Si vous voulez lire le livre, n'allez pas plus loin!!!

Sauf qu'au bout de quatre mois, Drogo renonce à partir. Finalement, il trouve un charme fascinant au Fort Bastiani, aux murailles si pittoresques au soleil couchant. La vie y est ennuyeuse, c'est vrai, mais la routine a quelque chose de rassurant, et la répétition des journées est telle qu'il n'a plus conscience du temps qui passe. Il se donne quelques mois de plus pour réfléchir à la suite de sa carrière. On ne sait jamais, s'il se passait quelque chose? Une guerre, une attaque? Il s'en voudrait d'être parti. En même temps, tout porte à croire que je Fort Bastiani ne servira jamais à rien d'autre qu'à décorer le paysage.

Le problème, c'est que le temps ne fait pas de pause, lui. Les mois deviennent des années, les années des décennies, et un beau jour Giovanni Drogo se rend compte que sa jeunesse est bel et bien finie, que ce n'est même plus la peine de chercher à partir. Ses rares permissions ne servent qu'à lui rappeler qu'il a loupé le coche, et donc, dans un sens, qu'il a raté sa vie. Il ne lui reste plus qu'à réussir sa mort!

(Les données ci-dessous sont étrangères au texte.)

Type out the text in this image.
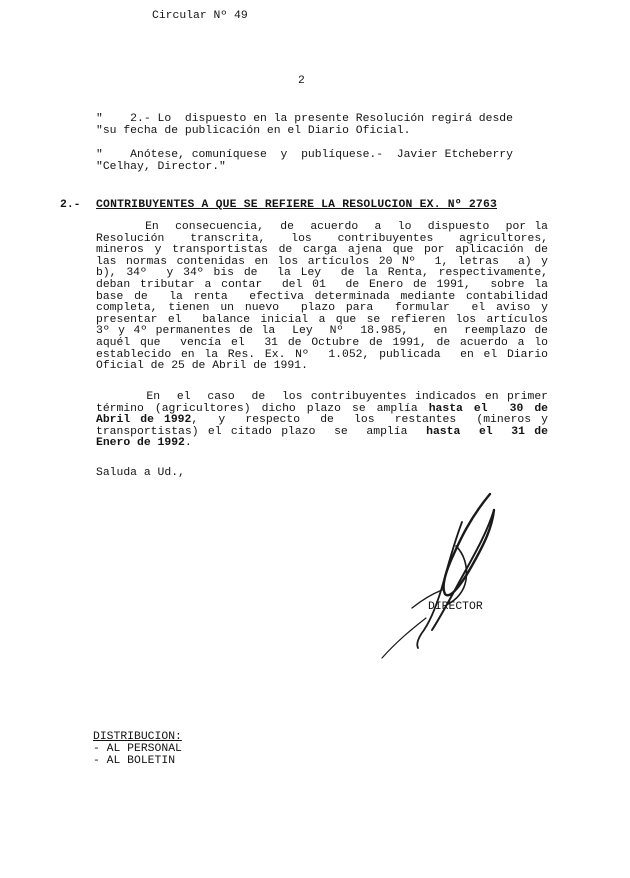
Circular Nº 49
2
"    2.- Lo  dispuesto en la presente Resolución regirá desde
"su fecha de publicación en el Diario Oficial.
"    Anótese, comuníquese  y  publíquese.-  Javier Etcheberry
"Celhay, Director."
2.- CONTRIBUYENTES A QUE SE REFIERE LA RESOLUCION EX. Nº 2763
En  consecuencia,  de  acuerdo  a  lo  dispuesto  por la
Resolución  transcrita,  los  contribuyentes  agricultores,
mineros y transportistas de carga ajena que por aplicación de
las normas contenidas en los artículos 20 Nº  1, letras  a) y
b), 34º  y 34º bis de  la Ley  de la Renta, respectivamente,
deban tributar a contar  del 01  de Enero de 1991,  sobre la
base de  la renta  efectiva determinada mediante contabilidad
completa, tienen un nuevo  plazo para  formular  el aviso y
presentar el  balance inicial a que se refieren los artículos
3º y 4º permanentes de la  Ley  Nº  18.985,   en  reemplazo de
aquél que  vencía el  31 de Octubre de 1991, de acuerdo a lo
establecido en la Res. Ex. Nº  1.052, publicada  en el Diario
Oficial de 25 de Abril de 1991.
En  el  caso  de  los contribuyentes indicados en primer
término (agricultores) dicho plazo se amplía hasta el  30 de
Abril de 1992,  y  respecto  de  los  restantes  (mineros y
transportistas) el citado plazo  se  amplía  hasta  el  31 de
Enero de 1992.
Saluda a Ud.,
DIRECTOR
DISTRIBUCION:
- AL PERSONAL
- AL BOLETIN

"Venge-toi finalement du sort, nul ne chantera tes louanges, nul ne t'appellera héros ou quelque chose de semblable, mais justement pour cela ça vaut la peine."

La fuite du temps est donc le fil rouge du roman, plus que l'action (inexistante, on l'a compris). D'ailleurs, le temps, jusqu'à la déchirante fin du héros, on le sent un peu trop bien passer, mais cela reste un avis personnel. Quand on vient de lire de l'heroic fantasy avec de l'action dans tous les sens, rester 200 pages entre une chambre d'officier et un chemin de ronde est quelque peu déstabilisant, même si la formulation est poétique.

Le désert des Tartares - Dino Buzzati
(1940)
Illustration : Jong Romano (couverture Pocket - 2009)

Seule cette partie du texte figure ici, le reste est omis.